Turning her phone off, Skylar reached up and put it on the counter. She didn’t want to know if anyone else was trying to contact her. She just needed to be alone.
Once she’d been tested, she should have caught the first flight back to Las Vegas and her calm, solitary life there.
It wasn’t that she didn’t want to be there for Shiloh and her family. It was just so hard to not be there as the mother to the child she’d given birth to. And she didn’t know how to deal with that.
And it had been so hard to look at Shiloh and see only a shadow of her previous vibrant personality and healthy body. Her baby was in the fight for her life, and Skylar didn’t know how to help her.
Out of the blue, tears flooded her eyes, making her equal parts angry and sad. The wall she’d worked hard to put up around the deep emotions she’d felt in the weeks and months after Shiloh’s birth had been shattered.
That was not good. Especially if she was going to have to continue to interact with Aiden and Shiloh.
If Skylar had realized how much revealing Shiloh’s parentage to her would devastate her, she would have fought harder against that happening. But it was too late now.
Anger flooded her then. Anger at Aiden for how he’d treated her. Anger at herself for not being strong enough to keep her baby, the way Charli had kept Layla. Anger at cancer for invading her child’s body. And anger at cancer for having brought Aiden back into her life.
How could she get rid of the anger and regret? The guilt and the hurt?
The words she’d thrown at Aiden came back to her as she sat there, and part of her regretted them. But another part of her felt like he needed to know exactly how much he’d hurt her.
Though he’d seen her hurt when he’d broken up with her, she’d had to tell him about the baby over a text because he refused her calls. He’d needed to know the pain she’d felt at having to give up their child. How shattered she’d been, not just by the breakup but by his words when she’d told him about the pregnancy.
The fact that Shiloh knew who they were now didn’t magically make everything better. In fact, right then, it felt like everything was worse.
Skylar had no idea how long she’d sat there when she became aware that her behind was going numb from the hard floor. Her emotional outburst had drained her energy, and it took a lot of effort to get herself up off the floor.
When she was finally on her feet, Skylar decided that she was just going to go to bed. She didn’t have the emotional capacity to have a conversation with anyone.

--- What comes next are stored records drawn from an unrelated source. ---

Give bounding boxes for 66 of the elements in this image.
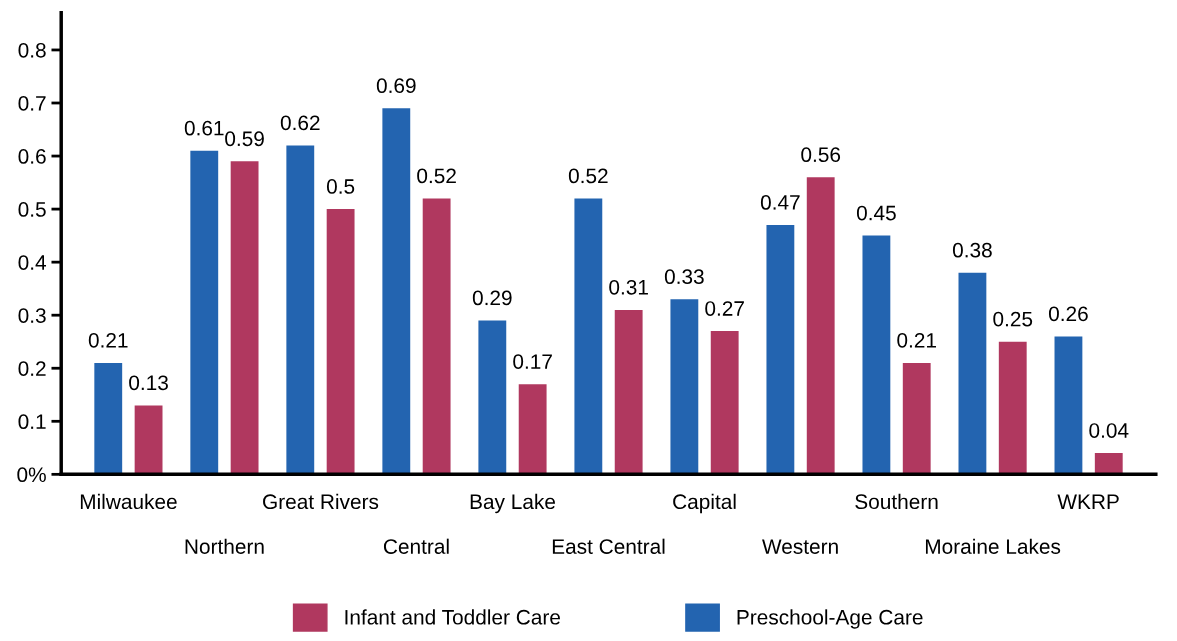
bar [574,198,603,475]
bar [862,235,891,475]
bar [958,272,987,475]
bar [94,362,123,475]
data-label: 0.52 [568,168,608,184]
y-tick-label: 0.3 [18,308,46,323]
data-label: 0.21 [88,332,128,348]
data-label: 0.21 [897,332,936,348]
data-label: 0.56 [801,147,841,163]
data-label: 0.5 [326,179,355,194]
y-tick-label: 0.4 [18,255,47,270]
y-tick-label: 0.5 [18,202,46,217]
x-tick-label: Great Rivers [263,493,379,510]
x-tick-label: Bay Lake [470,493,555,514]
x-tick-label: Western [762,539,838,554]
data-label: 0.25 [993,311,1033,327]
y-tick-label: 0.8 [18,42,46,58]
x-tick-label: WKRP [1057,494,1119,509]
bar [382,108,411,475]
data-label: 0.69 [376,78,416,94]
bar [902,362,931,475]
data-label: 0.31 [609,279,648,295]
data-label: 0.59 [225,131,264,147]
data-label: 0.27 [705,301,744,316]
data-label: 0.47 [760,195,800,210]
bar [230,161,259,475]
x-tick-label: Southern [855,493,938,510]
bar [478,320,507,475]
data-label: 0.38 [952,242,992,258]
data-label: 0.17 [513,354,552,369]
bar [518,384,547,475]
x-tick-label: Capital [673,493,736,514]
bar [670,299,699,475]
x-tick-label: Milwaukee [80,493,177,510]
bar [286,145,315,475]
legend-label: Infant and Toddler Care [345,609,560,625]
y-tick-label: 0.1 [18,414,46,430]
data-label: 0.61 [184,120,224,136]
data-label: 0.45 [856,205,896,221]
x-tick-label: Central [383,538,449,554]
data-label: 0.62 [280,115,320,131]
bar [614,309,643,475]
data-label: 0.26 [1048,306,1088,322]
bar [1054,336,1083,475]
data-label: 0.29 [472,290,512,306]
bar [766,225,795,475]
bar [326,209,355,475]
data-label: 0.13 [129,375,168,391]
y-tick-label: 0% [17,467,46,483]
x-tick-label: East Central [552,538,665,554]
legend-label: Preschool-Age Care [737,609,923,629]
y-tick-label: 0.7 [18,96,46,111]
data-label: 0.04 [1089,423,1129,438]
x-tick-label: Moraine Lakes [925,538,1061,554]
bar [422,198,451,475]
bar [806,177,835,475]
x-tick-label: Northern [185,538,264,554]
data-label: 0.52 [417,168,456,184]
y-tick-label: 0.2 [18,361,46,376]
data-label: 0.33 [664,269,704,285]
bar [190,150,219,475]
bar [710,331,739,475]
bar [998,341,1027,475]
y-tick-label: 0.6 [18,149,46,164]
bar [134,405,163,475]
bar [1094,453,1123,475]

Grabbing her phone from the counter, she left the bathroom without removing her makeup or even brushing her teeth. She peeled off her clothes, leaving them strewn across the floor in a manner that was very much unlike her. Then, clad in just her underwear, she climbed under the covers.
Once she was settled, she turned her phone back on and sent a message to her mom that she was going to bed and would talk to her the next day.
Skylar saw there was a missed call from Charli, as well as a text message, but Skylar didn’t read it or call her back. She would deal with everything the next day.
Hopefully, a good night’s sleep would help her shore up her defenses.
After a restless night, Skylar dragged herself out of bed just as the sun was rising. Though she was exhausted on every level, she dressed in her running clothes and shoes. She didn’t fix her messy braid or wipe away her smeared mascara before grabbing her phone and earbuds and leaving her room.
The house was quiet as she headed down the stairs on light feet. She went into the darkened kitchen to get a drink of water, then let herself out of the house.
The early morning hour was cool and quiet, which her mind most definitely still wasn’t. She stretched a little, trying to limber up her legs before setting out.
When she was finally running, she tried to let the music in her ears and the rhythm of her stride soothe her. And for the most part, it worked.
Twenty minutes into her run, she was so in the zone that when a bird flew across the road in front of her, it scared the life out of her. Her instinct was to step away from the bird, and without watching where she was going, her foot landed on the edge of the asphalt.
A tearing pain shot through her ankle as it twisted sideways, and she landed on her hip on the packed dirt mixed with gravel that ran alongside the road. Panting, she rolled onto her back and stared up at the sky that had lightened to a clear blue while she’d been running.
“Ahhhhhhhh!” She pounded her fists on the ground. “Ahhhhhhhhhhhhh!”
It felt like the rotten cherry on top of a wretched sundae. Tears filled her eyes, blurring the sky.
“Why, God?” The question was yelled at the sky, and had anyone been in the area, they probably would have thought she was crazy.
It felt like the world was conspiring against her lately. Nothing was going right.
And even though she wasn’t the one in the family with a medical degree, she was fairly certain that her ankle was pretty messed up. If it wasn’t broken, it was likely badly sprained.
Either way, she wasn’t going to be able to escape back to Vegas or go back to work as soon as she’d hoped.